What It Means: Google’s plan for hosted streaming devices is interesting. To date, the company has given no indication that it will eliminate support for the emulator, but with a streaming alternative, it could — and would be free to change processor away from ARM. That would disadvantage vendors of other Android devices, especially the very inexpensive devices that don’t integrate Google Play services.

Broader Web Support And A Focus On Responsiveness

Firebase Hosting now supports Astro, Flutter, Nuxt, and Sveltekit in addition to Angular and Next.js. Google is shifting web metric importance from initial page load to responsiveness after load with the interaction to next paint (INP) metric, which replaces first input delay in 2024. WebGPU provides access to the GPU for web apps that need extra horsepower.
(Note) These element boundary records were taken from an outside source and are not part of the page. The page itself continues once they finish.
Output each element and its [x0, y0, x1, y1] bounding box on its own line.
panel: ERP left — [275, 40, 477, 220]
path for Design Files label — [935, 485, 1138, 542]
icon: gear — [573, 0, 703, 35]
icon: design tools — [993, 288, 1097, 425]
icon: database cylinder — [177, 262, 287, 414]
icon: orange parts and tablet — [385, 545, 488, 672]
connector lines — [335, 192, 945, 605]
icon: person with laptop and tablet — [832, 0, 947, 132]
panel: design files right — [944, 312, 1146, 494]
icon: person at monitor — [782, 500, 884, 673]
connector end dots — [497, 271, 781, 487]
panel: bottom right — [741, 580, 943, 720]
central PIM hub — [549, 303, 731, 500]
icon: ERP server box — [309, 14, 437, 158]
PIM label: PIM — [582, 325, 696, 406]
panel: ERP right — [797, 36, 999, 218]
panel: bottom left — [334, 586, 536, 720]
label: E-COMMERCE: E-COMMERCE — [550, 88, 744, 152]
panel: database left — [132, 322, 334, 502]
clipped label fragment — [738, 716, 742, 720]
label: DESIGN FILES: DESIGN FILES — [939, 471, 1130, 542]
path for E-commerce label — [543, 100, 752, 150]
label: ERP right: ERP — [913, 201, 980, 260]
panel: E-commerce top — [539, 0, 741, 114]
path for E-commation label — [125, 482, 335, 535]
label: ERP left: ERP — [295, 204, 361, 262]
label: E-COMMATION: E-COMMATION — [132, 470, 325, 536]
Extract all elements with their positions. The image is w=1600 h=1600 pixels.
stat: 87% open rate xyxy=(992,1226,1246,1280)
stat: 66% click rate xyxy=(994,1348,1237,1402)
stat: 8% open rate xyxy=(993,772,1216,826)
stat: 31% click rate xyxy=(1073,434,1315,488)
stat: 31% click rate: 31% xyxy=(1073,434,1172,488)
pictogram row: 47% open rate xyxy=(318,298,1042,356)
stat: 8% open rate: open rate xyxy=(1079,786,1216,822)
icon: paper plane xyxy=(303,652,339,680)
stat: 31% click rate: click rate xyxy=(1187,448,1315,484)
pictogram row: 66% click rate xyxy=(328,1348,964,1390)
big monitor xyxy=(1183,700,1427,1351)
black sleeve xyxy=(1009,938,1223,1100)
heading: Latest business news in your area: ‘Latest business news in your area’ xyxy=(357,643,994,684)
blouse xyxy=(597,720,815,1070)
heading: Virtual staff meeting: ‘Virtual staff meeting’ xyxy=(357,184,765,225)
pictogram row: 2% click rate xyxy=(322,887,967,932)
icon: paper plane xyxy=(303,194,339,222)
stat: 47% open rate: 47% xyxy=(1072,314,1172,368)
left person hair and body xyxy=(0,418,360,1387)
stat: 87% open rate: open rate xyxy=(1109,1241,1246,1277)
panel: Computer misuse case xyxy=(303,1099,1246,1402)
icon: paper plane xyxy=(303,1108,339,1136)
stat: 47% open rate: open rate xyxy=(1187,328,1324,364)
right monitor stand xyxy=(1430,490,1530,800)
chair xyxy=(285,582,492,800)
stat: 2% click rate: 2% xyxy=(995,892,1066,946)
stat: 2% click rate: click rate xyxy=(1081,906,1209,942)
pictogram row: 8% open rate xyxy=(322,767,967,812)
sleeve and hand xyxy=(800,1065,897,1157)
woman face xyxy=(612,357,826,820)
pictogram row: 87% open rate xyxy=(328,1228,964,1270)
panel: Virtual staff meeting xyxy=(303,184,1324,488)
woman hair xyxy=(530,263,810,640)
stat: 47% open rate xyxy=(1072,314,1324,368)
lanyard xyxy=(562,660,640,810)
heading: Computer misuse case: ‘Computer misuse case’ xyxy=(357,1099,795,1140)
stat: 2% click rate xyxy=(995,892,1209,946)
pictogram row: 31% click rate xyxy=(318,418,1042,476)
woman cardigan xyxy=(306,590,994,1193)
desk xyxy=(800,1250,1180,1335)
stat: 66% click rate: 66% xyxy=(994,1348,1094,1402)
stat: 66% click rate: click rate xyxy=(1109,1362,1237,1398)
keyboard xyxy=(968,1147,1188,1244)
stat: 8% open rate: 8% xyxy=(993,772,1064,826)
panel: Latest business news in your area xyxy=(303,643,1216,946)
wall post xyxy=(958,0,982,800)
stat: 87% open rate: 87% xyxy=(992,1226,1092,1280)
Google mentioned the (previously announced) WebAssembly compiler for Kotlin.

What It Means: Google is broadening its hosting appeal and adopting more frameworks that support static site generation — a solution to INP. Google’s recommendation for a cross-device solution that includes the web stays confusing: Both Kotlin and Flutter fit the roles.

In Summary: You’ve Seen This Before

What was missing? There were a few nods to privacy, but nothing as substantial as 2021’s push to catch up to Apple. Sustainability fared even worse: no mentions at all. If you watched Google I/O hoping for generative AI integrations of things you’ve already seen other large language models do, you got them in abundance. If you wanted something else … well, your earth remains unshattered.